The crude oil price had a great start to the year. It is one of the assets that gained the most during the month so far, fueled by strong demand from Asia and unilateral production cuts from Saudi Arabia.
The lockdowns in Europe and the United Kingdom seem not to affect the price of oil so far. Despite France, Germany, the U.K. and other European countries having limited mobility, the price of oil remains elevated. One explanation comes from the extreme cold this winter as energy consumption rose dramatically in consequence.
Yesterday’s inauguration of the new President of the United States starts a new cycle in American foreign policy. The country wants back in the Paris climate change deal and will probably re-evaluate its position against Iran. Changes in both areas may trigger significant changes in the price of oil as the Iranian surplus is not priced in the market.

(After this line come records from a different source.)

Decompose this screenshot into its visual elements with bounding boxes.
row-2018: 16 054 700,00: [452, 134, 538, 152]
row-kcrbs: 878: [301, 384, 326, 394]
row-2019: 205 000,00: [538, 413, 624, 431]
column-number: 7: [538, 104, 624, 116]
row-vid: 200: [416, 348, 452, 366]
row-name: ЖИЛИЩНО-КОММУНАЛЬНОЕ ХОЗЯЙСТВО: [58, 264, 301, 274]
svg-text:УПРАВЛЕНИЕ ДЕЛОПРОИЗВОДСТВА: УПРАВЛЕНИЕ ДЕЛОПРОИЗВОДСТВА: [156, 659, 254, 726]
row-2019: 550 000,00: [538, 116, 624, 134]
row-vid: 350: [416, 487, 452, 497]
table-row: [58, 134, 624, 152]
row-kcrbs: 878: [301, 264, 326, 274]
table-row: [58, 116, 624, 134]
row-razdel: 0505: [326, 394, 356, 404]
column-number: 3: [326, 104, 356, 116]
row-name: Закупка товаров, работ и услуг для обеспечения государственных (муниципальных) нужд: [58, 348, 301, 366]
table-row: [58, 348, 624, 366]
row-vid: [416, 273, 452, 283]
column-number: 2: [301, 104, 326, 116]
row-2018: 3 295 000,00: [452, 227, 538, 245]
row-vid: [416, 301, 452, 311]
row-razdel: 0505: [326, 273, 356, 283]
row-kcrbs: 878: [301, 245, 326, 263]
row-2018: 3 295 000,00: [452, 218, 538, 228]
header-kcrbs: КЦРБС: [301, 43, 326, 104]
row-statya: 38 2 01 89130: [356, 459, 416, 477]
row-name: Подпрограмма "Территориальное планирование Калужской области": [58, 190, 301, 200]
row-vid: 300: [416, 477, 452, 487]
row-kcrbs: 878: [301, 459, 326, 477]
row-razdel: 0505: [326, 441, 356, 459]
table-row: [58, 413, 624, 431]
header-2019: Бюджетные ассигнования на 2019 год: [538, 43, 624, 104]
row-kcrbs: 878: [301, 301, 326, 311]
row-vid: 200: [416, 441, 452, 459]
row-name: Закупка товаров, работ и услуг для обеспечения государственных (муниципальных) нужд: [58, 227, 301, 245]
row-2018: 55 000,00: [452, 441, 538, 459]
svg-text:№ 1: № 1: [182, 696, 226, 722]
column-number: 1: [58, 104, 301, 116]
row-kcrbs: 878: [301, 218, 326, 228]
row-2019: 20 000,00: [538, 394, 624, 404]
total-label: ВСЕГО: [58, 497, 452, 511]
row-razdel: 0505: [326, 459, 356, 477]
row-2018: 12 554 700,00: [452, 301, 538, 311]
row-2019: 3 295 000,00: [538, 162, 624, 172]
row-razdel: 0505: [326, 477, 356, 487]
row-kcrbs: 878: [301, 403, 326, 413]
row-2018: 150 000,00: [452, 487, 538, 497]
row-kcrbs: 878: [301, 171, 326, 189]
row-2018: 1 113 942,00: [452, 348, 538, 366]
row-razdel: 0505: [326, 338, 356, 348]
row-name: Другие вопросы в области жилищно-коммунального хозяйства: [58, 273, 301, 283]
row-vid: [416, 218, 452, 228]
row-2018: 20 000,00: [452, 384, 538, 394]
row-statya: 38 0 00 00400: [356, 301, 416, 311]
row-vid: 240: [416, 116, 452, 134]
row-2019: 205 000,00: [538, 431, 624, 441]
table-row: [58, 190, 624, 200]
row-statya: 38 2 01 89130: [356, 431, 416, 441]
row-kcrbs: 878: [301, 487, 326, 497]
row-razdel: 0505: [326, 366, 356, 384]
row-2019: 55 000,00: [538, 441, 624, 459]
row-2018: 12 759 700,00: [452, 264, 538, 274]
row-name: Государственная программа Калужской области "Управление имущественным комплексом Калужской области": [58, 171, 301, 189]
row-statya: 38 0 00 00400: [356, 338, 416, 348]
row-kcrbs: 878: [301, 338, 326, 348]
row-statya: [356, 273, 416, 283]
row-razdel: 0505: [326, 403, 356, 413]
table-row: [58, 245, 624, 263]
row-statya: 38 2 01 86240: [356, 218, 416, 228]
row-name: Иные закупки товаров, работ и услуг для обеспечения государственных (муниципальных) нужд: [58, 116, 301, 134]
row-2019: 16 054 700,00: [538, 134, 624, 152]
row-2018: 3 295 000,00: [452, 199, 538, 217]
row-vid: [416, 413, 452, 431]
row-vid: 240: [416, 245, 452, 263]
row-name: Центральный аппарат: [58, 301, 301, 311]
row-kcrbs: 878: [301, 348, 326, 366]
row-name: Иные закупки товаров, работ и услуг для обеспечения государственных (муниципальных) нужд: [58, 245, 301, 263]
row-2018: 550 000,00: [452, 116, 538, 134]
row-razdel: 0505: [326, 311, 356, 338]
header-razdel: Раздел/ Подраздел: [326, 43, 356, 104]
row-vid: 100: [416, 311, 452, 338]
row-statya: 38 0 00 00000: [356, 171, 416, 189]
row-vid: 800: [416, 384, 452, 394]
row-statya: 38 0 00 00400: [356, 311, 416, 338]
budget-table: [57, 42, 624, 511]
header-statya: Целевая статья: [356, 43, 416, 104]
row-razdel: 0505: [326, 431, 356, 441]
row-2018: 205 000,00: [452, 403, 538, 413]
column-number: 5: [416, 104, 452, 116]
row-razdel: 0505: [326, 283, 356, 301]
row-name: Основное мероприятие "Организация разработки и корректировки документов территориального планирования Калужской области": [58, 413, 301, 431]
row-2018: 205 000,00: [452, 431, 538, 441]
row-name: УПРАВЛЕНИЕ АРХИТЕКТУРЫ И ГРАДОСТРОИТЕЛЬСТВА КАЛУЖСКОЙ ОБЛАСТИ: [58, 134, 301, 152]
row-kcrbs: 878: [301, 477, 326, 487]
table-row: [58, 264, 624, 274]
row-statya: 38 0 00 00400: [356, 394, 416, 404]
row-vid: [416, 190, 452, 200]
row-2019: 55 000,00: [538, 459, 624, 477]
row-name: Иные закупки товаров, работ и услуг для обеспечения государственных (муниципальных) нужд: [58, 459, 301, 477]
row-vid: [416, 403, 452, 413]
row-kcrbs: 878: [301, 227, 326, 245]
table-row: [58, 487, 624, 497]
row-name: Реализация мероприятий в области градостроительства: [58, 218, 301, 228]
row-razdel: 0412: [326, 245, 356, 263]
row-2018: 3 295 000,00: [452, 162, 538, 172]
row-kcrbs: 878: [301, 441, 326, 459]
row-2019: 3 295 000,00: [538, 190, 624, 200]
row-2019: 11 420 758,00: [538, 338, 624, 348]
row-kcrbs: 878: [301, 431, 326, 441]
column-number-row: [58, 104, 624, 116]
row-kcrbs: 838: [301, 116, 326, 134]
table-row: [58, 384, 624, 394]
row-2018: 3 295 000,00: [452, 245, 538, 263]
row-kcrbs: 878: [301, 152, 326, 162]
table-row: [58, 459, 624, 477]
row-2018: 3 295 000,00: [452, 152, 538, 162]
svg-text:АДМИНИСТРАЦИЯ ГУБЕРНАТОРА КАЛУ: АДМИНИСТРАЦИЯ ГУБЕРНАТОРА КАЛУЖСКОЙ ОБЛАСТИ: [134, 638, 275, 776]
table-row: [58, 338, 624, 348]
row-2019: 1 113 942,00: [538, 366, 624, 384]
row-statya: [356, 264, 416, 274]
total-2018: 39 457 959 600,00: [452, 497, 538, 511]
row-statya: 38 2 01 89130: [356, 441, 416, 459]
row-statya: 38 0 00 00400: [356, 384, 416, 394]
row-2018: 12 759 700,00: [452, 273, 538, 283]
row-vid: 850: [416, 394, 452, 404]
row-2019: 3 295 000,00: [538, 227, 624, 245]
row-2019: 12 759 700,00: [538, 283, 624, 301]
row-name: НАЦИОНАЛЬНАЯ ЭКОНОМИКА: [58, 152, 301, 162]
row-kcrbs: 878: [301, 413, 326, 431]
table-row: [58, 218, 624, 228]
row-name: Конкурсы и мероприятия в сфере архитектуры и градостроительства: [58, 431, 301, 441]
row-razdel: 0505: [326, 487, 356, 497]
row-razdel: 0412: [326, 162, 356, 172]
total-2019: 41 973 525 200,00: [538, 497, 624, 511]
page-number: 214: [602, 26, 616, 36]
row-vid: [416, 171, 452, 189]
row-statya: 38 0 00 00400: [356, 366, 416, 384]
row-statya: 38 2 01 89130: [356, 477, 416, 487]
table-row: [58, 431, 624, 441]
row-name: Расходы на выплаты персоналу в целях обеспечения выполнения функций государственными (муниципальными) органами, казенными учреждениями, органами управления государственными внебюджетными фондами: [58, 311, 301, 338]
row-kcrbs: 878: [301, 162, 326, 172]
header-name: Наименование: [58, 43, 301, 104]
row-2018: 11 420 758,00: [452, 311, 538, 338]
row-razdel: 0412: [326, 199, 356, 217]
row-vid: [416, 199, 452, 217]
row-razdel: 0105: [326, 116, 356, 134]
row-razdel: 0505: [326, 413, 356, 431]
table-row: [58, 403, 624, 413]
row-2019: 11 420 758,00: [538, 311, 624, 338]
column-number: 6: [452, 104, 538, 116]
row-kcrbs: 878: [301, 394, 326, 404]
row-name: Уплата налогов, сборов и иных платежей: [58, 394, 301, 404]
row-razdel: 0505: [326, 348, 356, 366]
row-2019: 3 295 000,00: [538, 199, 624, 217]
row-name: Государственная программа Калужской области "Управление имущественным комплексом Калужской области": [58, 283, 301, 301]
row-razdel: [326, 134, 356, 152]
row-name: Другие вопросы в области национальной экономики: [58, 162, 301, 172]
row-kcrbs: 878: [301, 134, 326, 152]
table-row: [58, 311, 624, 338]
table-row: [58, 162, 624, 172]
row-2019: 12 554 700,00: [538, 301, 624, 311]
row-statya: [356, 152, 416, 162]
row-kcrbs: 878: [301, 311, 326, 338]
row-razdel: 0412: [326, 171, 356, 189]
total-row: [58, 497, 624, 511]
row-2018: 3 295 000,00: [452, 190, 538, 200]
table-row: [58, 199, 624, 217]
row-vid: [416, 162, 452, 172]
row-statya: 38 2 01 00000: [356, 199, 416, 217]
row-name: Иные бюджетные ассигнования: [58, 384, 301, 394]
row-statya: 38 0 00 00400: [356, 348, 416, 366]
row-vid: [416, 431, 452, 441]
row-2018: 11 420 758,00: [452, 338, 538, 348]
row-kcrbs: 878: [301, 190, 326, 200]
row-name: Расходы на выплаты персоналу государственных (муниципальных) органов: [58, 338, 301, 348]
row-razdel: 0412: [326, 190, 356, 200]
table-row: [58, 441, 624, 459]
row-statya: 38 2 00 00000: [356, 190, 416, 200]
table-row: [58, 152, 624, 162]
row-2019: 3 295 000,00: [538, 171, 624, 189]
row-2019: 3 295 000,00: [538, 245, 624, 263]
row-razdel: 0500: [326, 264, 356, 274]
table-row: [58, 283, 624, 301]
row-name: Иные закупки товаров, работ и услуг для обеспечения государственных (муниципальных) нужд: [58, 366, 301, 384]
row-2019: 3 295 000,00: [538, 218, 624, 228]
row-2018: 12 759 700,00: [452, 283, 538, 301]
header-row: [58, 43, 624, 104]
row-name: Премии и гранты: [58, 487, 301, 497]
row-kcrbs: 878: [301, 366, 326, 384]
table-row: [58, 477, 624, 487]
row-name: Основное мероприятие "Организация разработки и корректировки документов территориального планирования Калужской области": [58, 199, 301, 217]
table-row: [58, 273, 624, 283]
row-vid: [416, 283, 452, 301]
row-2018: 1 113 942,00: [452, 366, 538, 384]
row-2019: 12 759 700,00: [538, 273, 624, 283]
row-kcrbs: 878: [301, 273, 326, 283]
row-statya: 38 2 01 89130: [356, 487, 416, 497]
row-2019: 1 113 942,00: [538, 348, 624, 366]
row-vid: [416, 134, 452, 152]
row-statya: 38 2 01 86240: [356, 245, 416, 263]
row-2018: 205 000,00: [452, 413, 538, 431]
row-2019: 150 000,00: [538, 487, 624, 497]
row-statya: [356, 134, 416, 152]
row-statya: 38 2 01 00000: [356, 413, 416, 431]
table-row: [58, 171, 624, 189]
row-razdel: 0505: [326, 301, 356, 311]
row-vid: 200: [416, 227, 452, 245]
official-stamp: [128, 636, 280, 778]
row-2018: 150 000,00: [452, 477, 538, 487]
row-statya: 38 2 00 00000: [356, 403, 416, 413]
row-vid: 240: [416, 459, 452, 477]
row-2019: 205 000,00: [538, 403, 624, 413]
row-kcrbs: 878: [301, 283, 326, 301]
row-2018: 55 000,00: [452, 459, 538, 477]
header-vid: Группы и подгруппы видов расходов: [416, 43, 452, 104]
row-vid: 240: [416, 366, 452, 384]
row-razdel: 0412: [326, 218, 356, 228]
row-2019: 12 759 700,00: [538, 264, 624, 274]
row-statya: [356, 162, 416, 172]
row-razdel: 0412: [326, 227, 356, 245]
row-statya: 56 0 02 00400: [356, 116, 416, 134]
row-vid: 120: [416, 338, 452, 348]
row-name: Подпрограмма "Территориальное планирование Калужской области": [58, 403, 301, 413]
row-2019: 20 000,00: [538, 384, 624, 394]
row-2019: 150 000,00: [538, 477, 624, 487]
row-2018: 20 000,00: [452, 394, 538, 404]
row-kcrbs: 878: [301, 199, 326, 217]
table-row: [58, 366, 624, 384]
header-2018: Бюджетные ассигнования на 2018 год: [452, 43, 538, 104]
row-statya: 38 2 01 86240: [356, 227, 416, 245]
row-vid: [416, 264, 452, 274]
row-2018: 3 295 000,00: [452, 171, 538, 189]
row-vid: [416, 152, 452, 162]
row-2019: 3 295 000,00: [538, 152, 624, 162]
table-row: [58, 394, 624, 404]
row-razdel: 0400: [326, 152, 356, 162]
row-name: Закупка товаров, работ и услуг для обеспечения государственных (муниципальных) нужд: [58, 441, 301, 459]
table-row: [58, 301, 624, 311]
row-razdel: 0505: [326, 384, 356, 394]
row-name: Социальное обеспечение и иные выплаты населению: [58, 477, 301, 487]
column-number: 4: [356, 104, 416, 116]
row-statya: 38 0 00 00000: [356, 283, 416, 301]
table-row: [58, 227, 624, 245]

The technical perspective shows the price of oil finding stiff resistance at $53.50. This usually happens in two instances – one bullish and one bearish.
In the bullish chase, the crude oil price may form an ascending triangle. On a break and close above $53.50, bulls may want to go long with a stop at the previous higher low and a 1:2 rr ratio.
In the bearish case, bears may want to short on a break and close below $52, while having a stop at the triple top area (i.e., $53.50) and a take-profit that respects a similar rr ratio of 1:2.